Additional optimisations include not asking for actual query results (which may generate substantial amounts of unused data internally for big documents) and not returning query headers with the result. Every little helps, as they say.
yz_solr:partition_list/1 function performs Solr lookup using facet search. https://github.com/basho/yokozuna/blob/02682312031a1935a5b0dcd51d6cb88e6718d0bd/src/yz_solr.erl#L280
For some reason in our setup it was observed that this Solr query takes 10 seconds to complete. It is likely that this query is waiting for commit to complete and/or new searcher to finish opening. (Details about observed poor Solr performance and reasons are given in issue https://github.com/basho/yokozuna/issues/719 ).
After consulting Solr IRC it was established that facet.method=enum resolves this aspect of our performance problems.

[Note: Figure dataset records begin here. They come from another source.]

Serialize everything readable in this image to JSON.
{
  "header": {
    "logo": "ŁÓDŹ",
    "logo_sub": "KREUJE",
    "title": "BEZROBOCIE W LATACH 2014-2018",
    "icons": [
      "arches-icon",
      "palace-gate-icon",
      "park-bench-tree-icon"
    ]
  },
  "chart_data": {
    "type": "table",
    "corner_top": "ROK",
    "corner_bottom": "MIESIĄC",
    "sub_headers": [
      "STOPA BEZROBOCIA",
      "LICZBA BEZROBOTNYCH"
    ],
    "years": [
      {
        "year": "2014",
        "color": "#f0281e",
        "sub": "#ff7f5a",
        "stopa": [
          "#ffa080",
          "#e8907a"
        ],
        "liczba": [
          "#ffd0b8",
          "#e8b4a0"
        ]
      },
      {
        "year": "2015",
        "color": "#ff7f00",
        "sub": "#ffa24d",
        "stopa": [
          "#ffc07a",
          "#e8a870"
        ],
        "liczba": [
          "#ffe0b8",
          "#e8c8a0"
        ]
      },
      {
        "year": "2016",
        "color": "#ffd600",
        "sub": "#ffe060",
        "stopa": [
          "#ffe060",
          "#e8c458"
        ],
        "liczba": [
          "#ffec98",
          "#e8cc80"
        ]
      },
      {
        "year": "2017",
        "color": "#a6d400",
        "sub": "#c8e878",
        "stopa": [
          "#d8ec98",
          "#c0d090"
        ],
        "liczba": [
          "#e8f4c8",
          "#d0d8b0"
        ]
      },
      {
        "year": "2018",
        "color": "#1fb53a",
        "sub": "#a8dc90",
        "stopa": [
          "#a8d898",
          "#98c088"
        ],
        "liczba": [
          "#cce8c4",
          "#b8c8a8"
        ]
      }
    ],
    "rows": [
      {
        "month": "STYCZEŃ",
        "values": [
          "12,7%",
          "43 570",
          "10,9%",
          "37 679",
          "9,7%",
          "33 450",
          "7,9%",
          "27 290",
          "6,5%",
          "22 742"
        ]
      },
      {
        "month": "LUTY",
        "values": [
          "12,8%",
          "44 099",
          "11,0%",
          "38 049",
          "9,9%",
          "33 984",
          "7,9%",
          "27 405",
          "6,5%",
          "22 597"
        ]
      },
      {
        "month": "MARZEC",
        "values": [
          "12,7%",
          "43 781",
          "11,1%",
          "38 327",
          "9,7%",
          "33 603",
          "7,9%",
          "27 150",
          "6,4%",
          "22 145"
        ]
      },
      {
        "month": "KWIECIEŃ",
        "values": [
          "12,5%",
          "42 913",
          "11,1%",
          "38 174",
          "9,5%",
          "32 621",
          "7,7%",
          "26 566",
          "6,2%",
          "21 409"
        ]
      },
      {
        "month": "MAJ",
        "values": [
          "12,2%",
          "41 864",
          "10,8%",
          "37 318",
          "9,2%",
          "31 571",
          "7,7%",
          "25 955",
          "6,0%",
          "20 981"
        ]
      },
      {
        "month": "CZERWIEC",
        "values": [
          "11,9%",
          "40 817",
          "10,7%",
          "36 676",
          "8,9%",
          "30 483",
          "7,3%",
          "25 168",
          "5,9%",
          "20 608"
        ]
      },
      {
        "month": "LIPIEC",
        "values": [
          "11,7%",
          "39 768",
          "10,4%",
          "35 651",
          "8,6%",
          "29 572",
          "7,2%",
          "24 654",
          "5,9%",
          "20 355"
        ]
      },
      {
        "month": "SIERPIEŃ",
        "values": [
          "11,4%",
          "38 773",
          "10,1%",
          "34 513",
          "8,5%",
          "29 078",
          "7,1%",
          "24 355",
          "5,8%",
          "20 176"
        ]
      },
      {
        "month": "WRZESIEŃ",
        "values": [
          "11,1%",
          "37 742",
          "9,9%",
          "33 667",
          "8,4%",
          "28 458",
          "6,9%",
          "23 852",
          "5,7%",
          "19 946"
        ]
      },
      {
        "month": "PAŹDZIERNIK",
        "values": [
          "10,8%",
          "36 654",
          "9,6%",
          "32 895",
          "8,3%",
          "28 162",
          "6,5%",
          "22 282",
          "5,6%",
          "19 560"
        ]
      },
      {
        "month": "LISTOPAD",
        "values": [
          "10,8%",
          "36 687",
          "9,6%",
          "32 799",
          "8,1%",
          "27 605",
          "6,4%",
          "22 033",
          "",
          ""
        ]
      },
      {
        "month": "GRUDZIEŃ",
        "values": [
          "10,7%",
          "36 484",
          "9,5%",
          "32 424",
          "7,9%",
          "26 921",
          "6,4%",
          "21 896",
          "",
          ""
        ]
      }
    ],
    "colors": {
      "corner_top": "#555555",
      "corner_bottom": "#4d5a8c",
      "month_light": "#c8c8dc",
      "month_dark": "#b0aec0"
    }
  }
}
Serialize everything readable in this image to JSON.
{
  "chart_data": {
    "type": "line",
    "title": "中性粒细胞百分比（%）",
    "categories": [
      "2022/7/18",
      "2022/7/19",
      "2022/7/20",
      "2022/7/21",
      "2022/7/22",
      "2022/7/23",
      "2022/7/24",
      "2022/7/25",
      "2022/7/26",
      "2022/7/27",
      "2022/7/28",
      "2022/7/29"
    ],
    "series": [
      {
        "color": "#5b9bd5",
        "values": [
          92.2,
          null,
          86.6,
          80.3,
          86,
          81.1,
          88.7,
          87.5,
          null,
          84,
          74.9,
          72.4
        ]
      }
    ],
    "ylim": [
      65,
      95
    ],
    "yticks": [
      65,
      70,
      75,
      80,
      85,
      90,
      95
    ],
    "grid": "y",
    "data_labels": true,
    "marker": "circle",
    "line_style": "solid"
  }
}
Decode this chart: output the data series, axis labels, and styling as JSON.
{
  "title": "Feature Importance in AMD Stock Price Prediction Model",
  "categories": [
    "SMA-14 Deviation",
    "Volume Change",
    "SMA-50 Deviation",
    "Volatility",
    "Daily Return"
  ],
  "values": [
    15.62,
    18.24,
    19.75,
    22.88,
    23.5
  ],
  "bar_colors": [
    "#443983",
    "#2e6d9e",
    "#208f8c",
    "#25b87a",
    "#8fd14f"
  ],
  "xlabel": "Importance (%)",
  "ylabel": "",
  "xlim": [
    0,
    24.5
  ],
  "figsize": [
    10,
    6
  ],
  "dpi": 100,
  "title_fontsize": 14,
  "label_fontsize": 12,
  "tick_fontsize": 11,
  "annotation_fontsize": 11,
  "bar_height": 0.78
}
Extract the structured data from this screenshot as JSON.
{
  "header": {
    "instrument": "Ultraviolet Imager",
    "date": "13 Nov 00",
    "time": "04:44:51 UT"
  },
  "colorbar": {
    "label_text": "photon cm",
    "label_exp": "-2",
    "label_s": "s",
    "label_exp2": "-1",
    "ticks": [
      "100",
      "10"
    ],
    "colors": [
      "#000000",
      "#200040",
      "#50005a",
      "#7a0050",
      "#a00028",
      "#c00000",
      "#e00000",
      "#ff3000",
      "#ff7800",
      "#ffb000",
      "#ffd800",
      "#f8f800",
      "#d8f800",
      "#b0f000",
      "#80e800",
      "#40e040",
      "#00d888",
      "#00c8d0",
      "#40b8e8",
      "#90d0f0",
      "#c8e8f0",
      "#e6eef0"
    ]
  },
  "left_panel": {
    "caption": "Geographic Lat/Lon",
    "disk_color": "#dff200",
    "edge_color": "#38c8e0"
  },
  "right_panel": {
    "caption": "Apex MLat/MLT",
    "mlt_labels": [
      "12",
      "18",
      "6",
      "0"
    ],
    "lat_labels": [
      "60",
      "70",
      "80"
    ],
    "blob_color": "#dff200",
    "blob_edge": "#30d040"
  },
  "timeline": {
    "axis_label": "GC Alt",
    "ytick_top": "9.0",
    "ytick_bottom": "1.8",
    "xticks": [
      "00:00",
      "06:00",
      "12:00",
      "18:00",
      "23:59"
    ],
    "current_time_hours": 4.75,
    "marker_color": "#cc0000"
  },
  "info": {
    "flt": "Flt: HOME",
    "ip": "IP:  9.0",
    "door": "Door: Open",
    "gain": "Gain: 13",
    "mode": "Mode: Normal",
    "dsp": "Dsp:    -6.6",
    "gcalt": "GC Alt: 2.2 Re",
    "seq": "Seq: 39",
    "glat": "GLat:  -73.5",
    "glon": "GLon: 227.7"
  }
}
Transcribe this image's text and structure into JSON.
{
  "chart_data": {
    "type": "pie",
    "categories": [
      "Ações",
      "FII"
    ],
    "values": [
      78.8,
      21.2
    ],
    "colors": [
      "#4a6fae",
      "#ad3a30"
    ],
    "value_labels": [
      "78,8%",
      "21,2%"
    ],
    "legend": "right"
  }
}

With this parameter yz_solr:partition_list/1 always completes in under 10ms (1000 times speed up!).
For now we have modified solr_config.xml and set the default facet.method to enum. However as far as I understand this is not a reliable solution (as solr_config.xml is overwritten in some circumstances(?)).
I think it is worthwhile to do one of the following: a) Add a way to add facet.method=enum to the Solr partition list facet query. It seems to perform much faster then the default facet method. b) Turn Solr docValues on for the _yz_pn field. This will should make faceting on this field really fast in all cases. This could be added to the default schema.